Musique / Festivals

Les Allemands ne sont certainement pas les plus grands faiseurs de hits au monde mais le pays compte tout de même quelques gros succès internationaux à son actif, des artistes cultes et de référence qui ont marqué l'histoire de la musique de ces dernières décennies. De lundi à samedi, La Libre vous propose un florilège de chansons allemandes. Il y aura du pointu, du très grand public, de l'excellence et de l'atroce. En tout cas, festival de choucroutes capillaires garanti.


Les tubes (Die größten deutschen Hits aller Zeiten) (6/6)


Il y a eu Boney M (chanteuses caribéennes mais compositeur et producteur allemand, Frank Farian, qui était aussi la vraie voix masculine de Boney M), Sandra ("Maria Magdalena" et consorts), Enigma ("Sadeness"), le projet érotico/new age de son mari Michael Cretu, Propaganda et son "p : Machinery", les disco girls de Silver Convention, Alphaville avec "Big in Japan" mais aussi :


Nena "99 Luftballons" (1983)

La jeune chanteuse fait un carton maison et dans les pays frontaliers avec cette chanson anti-guerre, vite adaptée en anglais pour conquérir le reste du monde. Une morceau qui donne la pêche et qui restera un incontournable des années 80.



Trio "Da da da" (1982)

Un an plus tôt, c'était cette ritournelle minimaliste et répétitive, amusante et décalée, qui se taillait la part du lion dans les charts. Trio a vendu 13 millions d'exemplaires de son "Da da da", ce qui en fait un des plus gros tubes allemands de tous les temps. La chanson a, depuis, été reprise à l'infini et dans toutes les langues.
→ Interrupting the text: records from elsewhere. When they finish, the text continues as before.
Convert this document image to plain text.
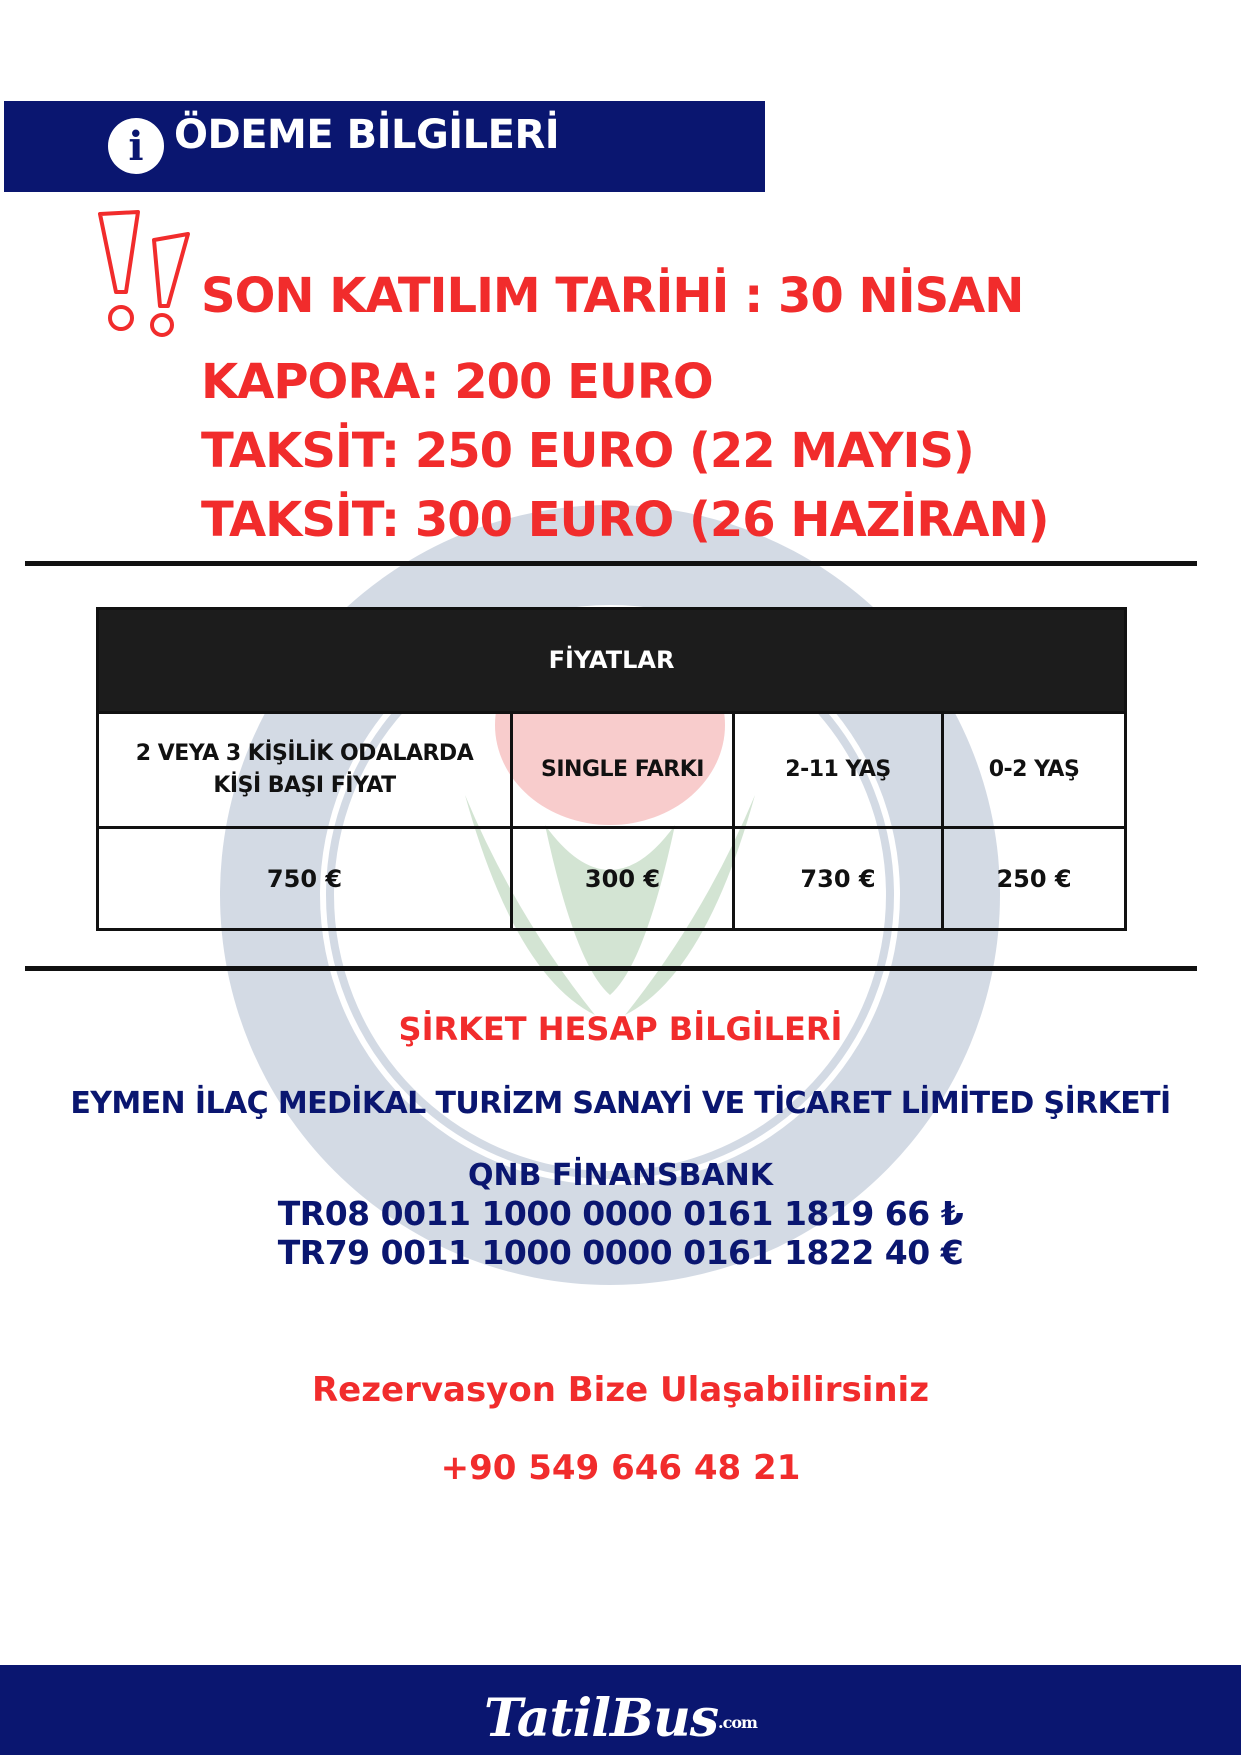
i ÖDEME BİLGİLERİ
SON KATILIM TARİHİ : 30 NİSAN
KAPORA: 200 EURO
TAKSİT: 250 EURO (22 MAYIS)
TAKSİT: 300 EURO (26 HAZİRAN)
FİYATLAR			

2 VEYA 3 KİŞİLİK ODALARDA
KİŞİ BAŞI FİYAT	SINGLE FARKI	2-11 YAŞ	0-2 YAŞ
750 €	300 €	730 €	250 €
ŞİRKET HESAP BİLGİLERİ
EYMEN İLAÇ MEDİKAL TURİZM SANAYİ VE TİCARET LİMİTED ŞİRKETİ
QNB FİNANSBANK
TR08 0011 1000 0000 0161 1819 66 ₺
TR79 0011 1000 0000 0161 1822 40 €
Rezervasyon Bize Ulaşabilirsiniz
+90 549 646 48 21
TatilBus.com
Modern Talking "Cheri Cheri Lady" (1985)

Il y a Thomas, le petit brun siiii mignon, bronzé Chokotoff, avec sa coupe dégradée du plus bel effet qui joue (parfois) du synthé-guitare (un instrument quasi disparu aujourd'hui, quel dommage). Et Dieter, le compositeur, le grand blond un peu moche qui vit ses chansons à fond, avec sa fossette et son sourire inamovible de ravi de la crèche. Dans la seconde moitié des années 80, le duo a pondu des hits à la chaîne, coulés à ce point dans le même moule qu'on a l'impression d'entendre la même chanson, encore et encore et encore (moins de 115 BPM, des chœurs de voix de châtré et des paroles simplistes sur le thème de l'amour). Une imparable recette du succès. Si un aimable lecteur peut nous expliquer pourquoi le violoncelle prend feu dans le clip, parce que nous, on n'a pas compris...



Snap ! "The Power" (1990)

Nos amis allemands ne sont pas les plus réputés pour leur finesse musicale quand il s'agit de faire danser les foules (on pense, par exemple, à l'abominable "Move your ass" de Scooter). Mais ils sont efficaces, à l'instar de ce "The power", véritable carton interplanétaire.